Still, the findings, which were published on August 2 in the journal Nature, demonstrate that simple nudges such as text messages can increase vaccination rates. The researchers haven’t studied the role of full FDA approval of COVID-19 vaccines, but Saccardo is hopeful that some people will take it as their cue to schedule an appointment.
“Right now the approval might actually work in persuading these people who stayed hesitant despite receiving information about the effectiveness,” she says. “A lot of people might be like, ‘Okay, now I can do it,’ [but] they might need to be nudged to do it, and then the findings of our research might become relevant.”

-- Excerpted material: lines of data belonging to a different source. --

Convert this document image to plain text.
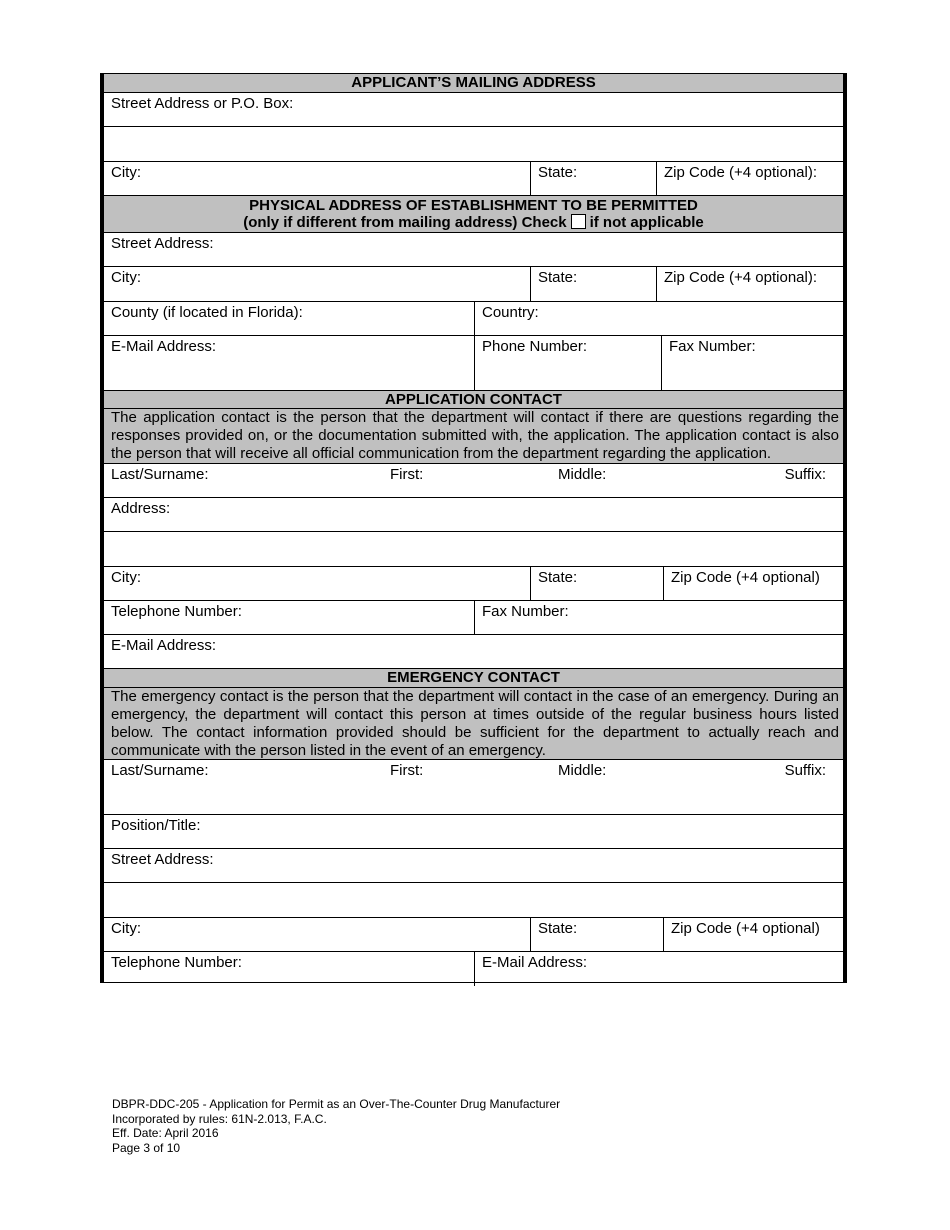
APPLICANT’S MAILING ADDRESS
Street Address or P.O. Box:
City:	State:	Zip Code (+4 optional):
PHYSICAL ADDRESS OF ESTABLISHMENT TO BE PERMITTED
(only if different from mailing address) Check if not applicable
Street Address:
City:	State:	Zip Code (+4 optional):
County (if located in Florida):	Country:
E-Mail Address:	Phone Number:	Fax Number:
APPLICATION CONTACT
The application contact is the person that the department will contact if there are questions regarding the responses provided on, or the documentation submitted with, the application. The application contact is also the person that will receive all official communication from the department regarding the application.
Last/Surname:	First:	Middle:	Suffix:
Address:
City:	State:	Zip Code (+4 optional)
Telephone Number:	Fax Number:
E-Mail Address:
EMERGENCY CONTACT
The emergency contact is the person that the department will contact in the case of an emergency. During an emergency, the department will contact this person at times outside of the regular business hours listed below. The contact information provided should be sufficient for the department to actually reach and communicate with the person listed in the event of an emergency.
Last/Surname:	First:	Middle:	Suffix:
Position/Title:
Street Address:
City:	State:	Zip Code (+4 optional)
Telephone Number:	E-Mail Address:
DBPR-DDC-205 - Application for Permit as an Over-The-Counter Drug Manufacturer
Incorporated by rules: 61N-2.013, F.A.C.
Eff. Date: April 2016
Page 3 of 10
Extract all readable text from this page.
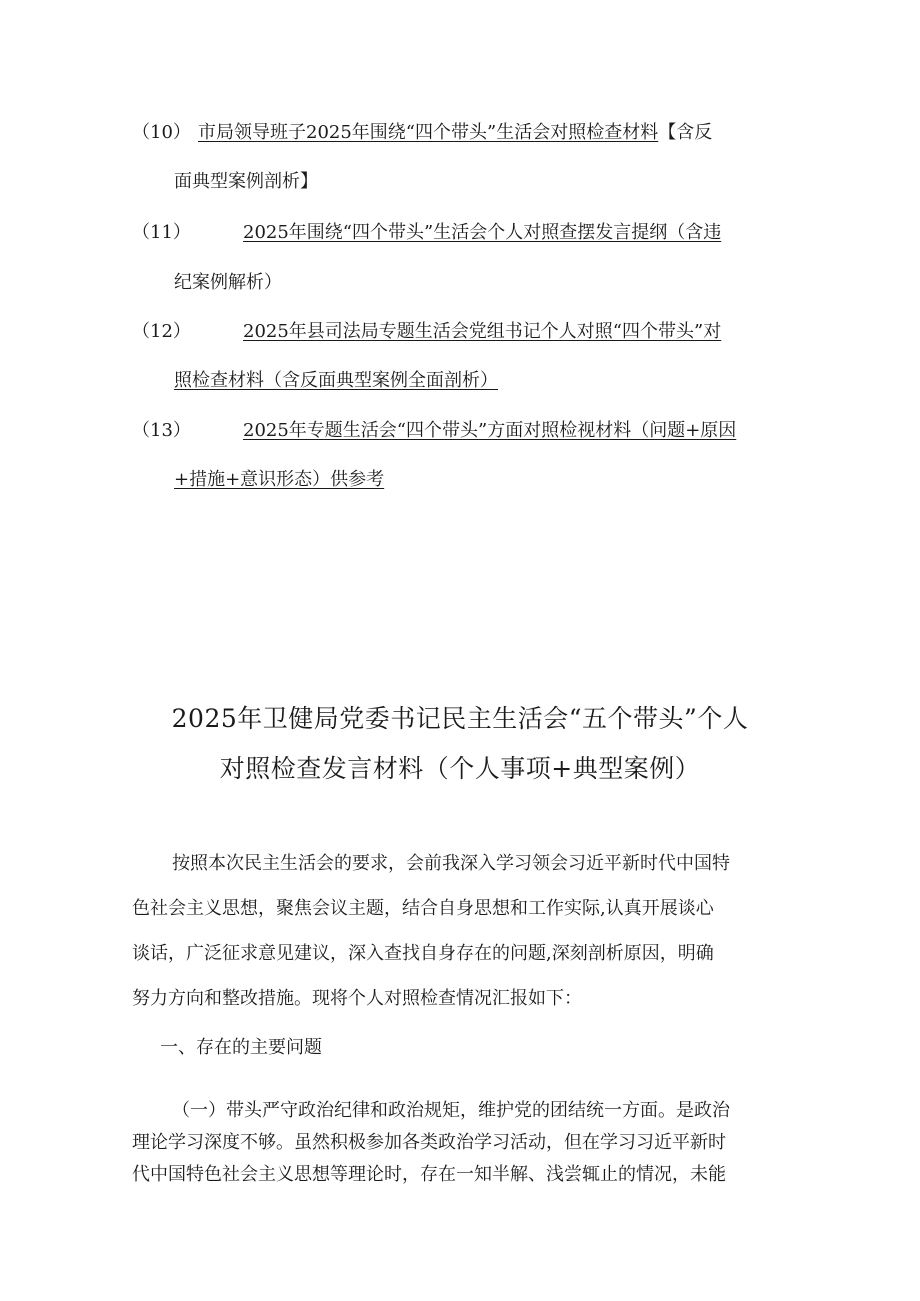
（10） 市局领导班子2025年围绕“四个带头”生活会对照检查材料【含反
面典型案例剖析】
（11）	2025年围绕“四个带头”生活会个人对照查摆发言提纲（含违
纪案例解析）
（12）	2025年县司法局专题生活会党组书记个人对照“四个带头”对
照检查材料（含反面典型案例全面剖析）
（13）	2025年专题生活会“四个带头”方面对照检视材料（问题+原因
+措施+意识形态）供参考
2025年卫健局党委书记民主生活会“五个带头”个人
对照检查发言材料（个人事项+典型案例）
按照本次民主生活会的要求，会前我深入学习领会习近平新时代中国特
色社会主义思想，聚焦会议主题，结合自身思想和工作实际,认真开展谈心
谈话，广泛征求意见建议，深入查找自身存在的问题,深刻剖析原因，明确
努力方向和整改措施。现将个人对照检查情况汇报如下：
一、存在的主要问题
（一）带头严守政治纪律和政治规矩，维护党的团结统一方面。是政治
理论学习深度不够。虽然积极参加各类政治学习活动，但在学习习近平新时
代中国特色社会主义思想等理论时，存在一知半解、浅尝辄止的情况，未能
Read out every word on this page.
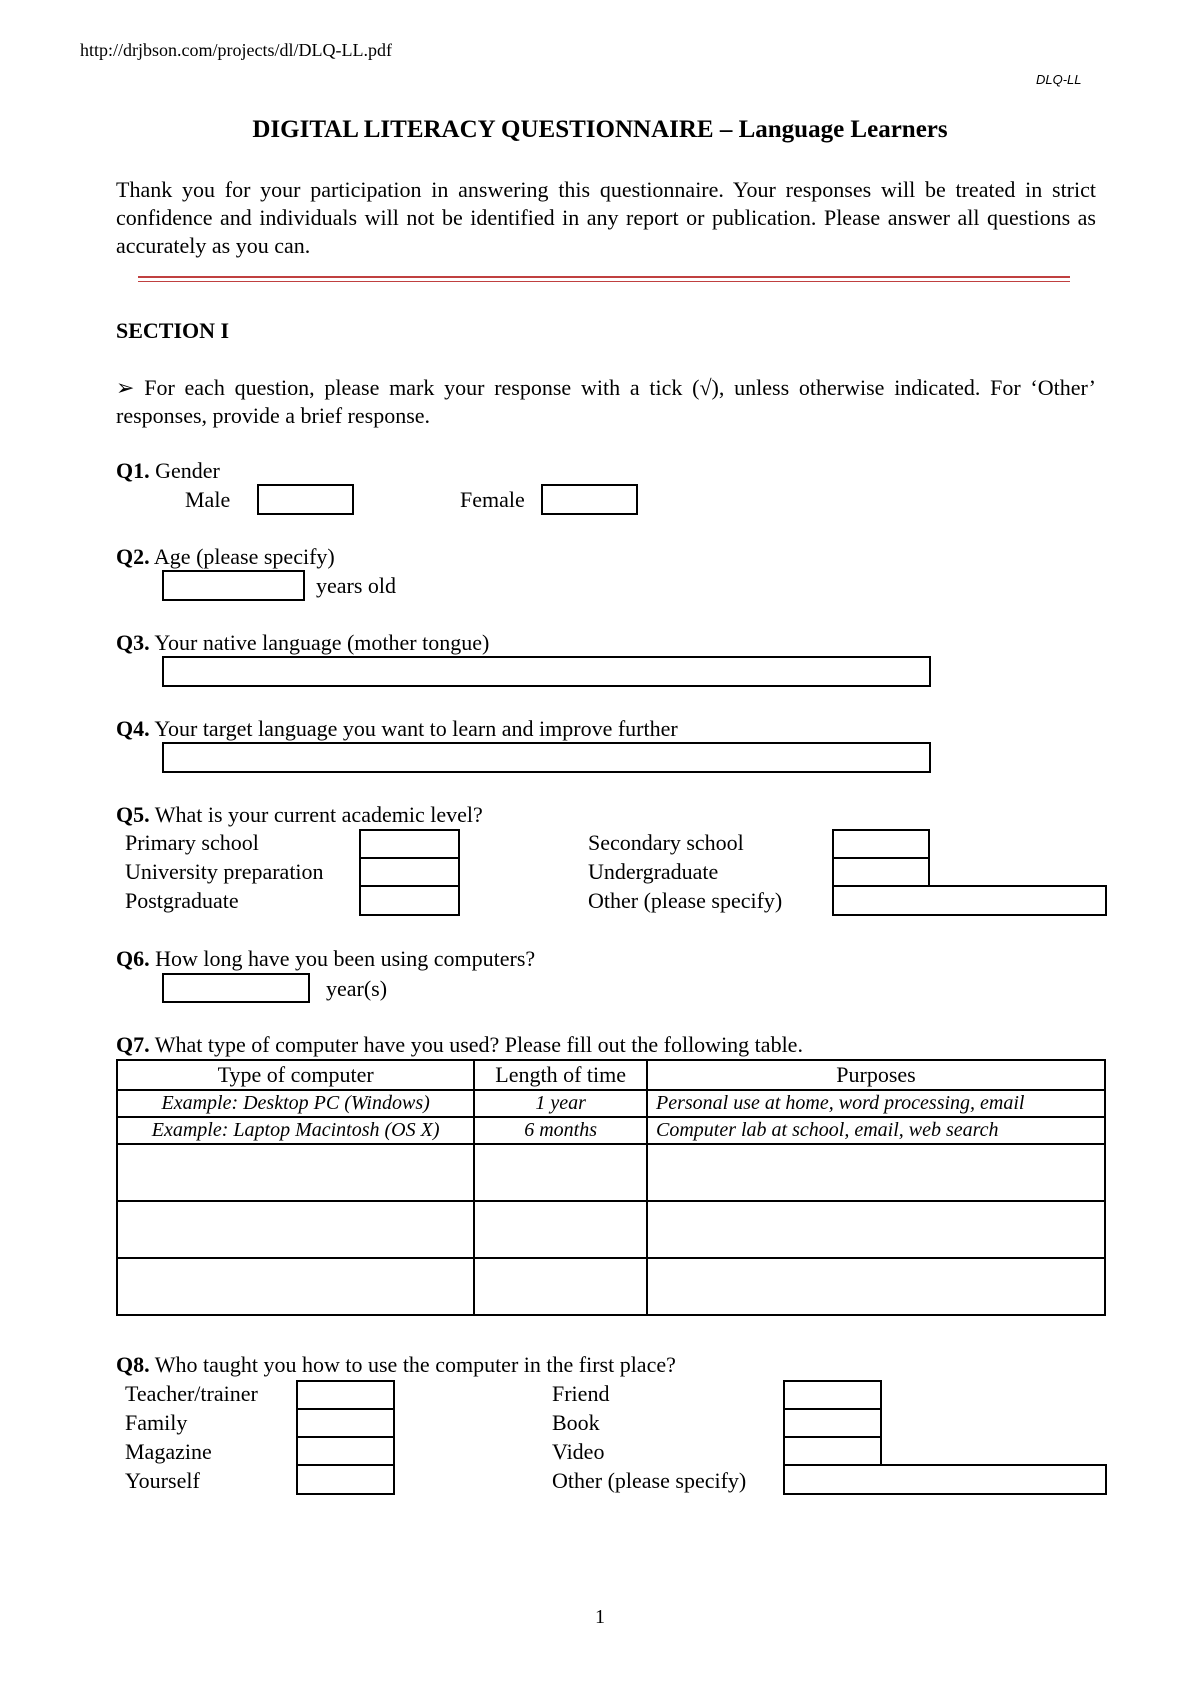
http://drjbson.com/projects/dl/DLQ-LL.pdf
DLQ-LL
DIGITAL LITERACY QUESTIONNAIRE – Language Learners
Thank you for your participation in answering this questionnaire. Your responses will be treated in strict confidence and individuals will not be identified in any report or publication. Please answer all questions as accurately as you can.
SECTION I
➢ For each question, please mark your response with a tick (√), unless otherwise indicated. For ‘Other’ responses, provide a brief response.
Q1. Gender
Male	Female
Q2. Age (please specify)
years old
Q3. Your native language (mother tongue)
Q4. Your target language you want to learn and improve further
Q5. What is your current academic level?
Primary school
University preparation
Postgraduate
Secondary school
Undergraduate
Other (please specify)
Q6. How long have you been using computers?
year(s)
Q7. What type of computer have you used? Please fill out the following table.
Type of computer	Length of time	Purposes
Example: Desktop PC (Windows)	1 year	Personal use at home, word processing, email
Example: Laptop Macintosh (OS X)	6 months	Computer lab at school, email, web search

Q8. Who taught you how to use the computer in the first place?
Teacher/trainer
Family
Magazine
Yourself
Friend
Book
Video
Other (please specify)
1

Once people are open to getting the shot, they may procrastinate or struggle to find time to schedule their appointment. “Making it as easy as possible seems to be important for moving the needle and getting people to just do it,” Saccardo says.
The full approval of Pfizer’s vaccine will also prompt more institutions such as the military, businesses, hospitals, and universities to make COVID-19 vaccines mandatory for employees and students.
These mandates will “bump up our vaccination numbers,” McClellan said in the briefing. “Companies who could do it before, I think they’re going to be more confident now and I think they’ll get more acceptance from their workers.”